Here see the same information in a slightly different format: height does not seem to be a big factor in distinguishing yellow from purple horses, and neither does price. The distinction in this cluster really does seem to be driven by temperament.

Finally, we can also inspect all three dimensions in a 3D scatterplot as we did with k-NN.

ax = plt.figure(figsize=(8,8)).add_subplot(111, projection='3d')
ax.scatter(horses['height'], 
           horses['price'], 
           horses['temperament'], 
           c = horses['cluster'], s=50);
ax.set_xlabel("height")
ax.set_ylabel("price")
ax.set_zlabel("temperament");
../../_images/03_unsupervised_ml_19_0.png

In the above plot, we can see that:

  • yellow horses are tall and calm, but not as expensive as purple ones

  • purple horses are slightly less tall than yellow ones, but more expensive and less calm

  • green horses are, indeed, shorter and mostly (though not entirely) less expensive than the other two clusters, and appear to have something of a range of temperaments

A (perhaps) reasonable “interpretation” of these clusters, then, might be that given their price and temperament, purple horses might be racehorses, yellow horses might be horses used in other types of competitions, and green horses might be more recreational or kid-friendly horses.

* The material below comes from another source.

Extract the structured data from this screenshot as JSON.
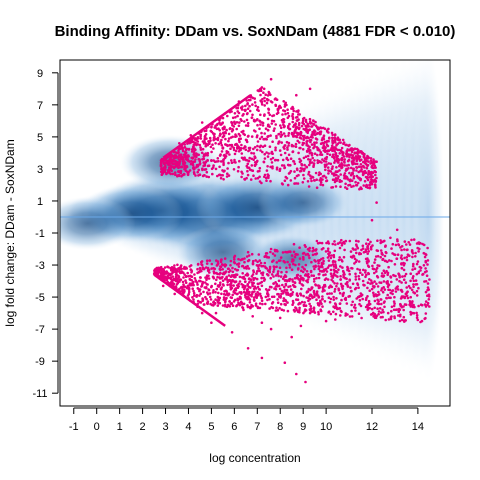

Again, this application of “meaning” comes from us, the researchers. What do you think the clusters represent?

Because we are working with three features, we can visualize the full picture. If we had four, five, or many more features, we would not be able to visualize the full picture at once; rather, we’d have to continue to inspect partial views on 2D and 3D plots.

In addition, notice that we’ve only explored \(k=3\). We encourage you to try other values for \(k\). Which one do you think best captures the variation in the data?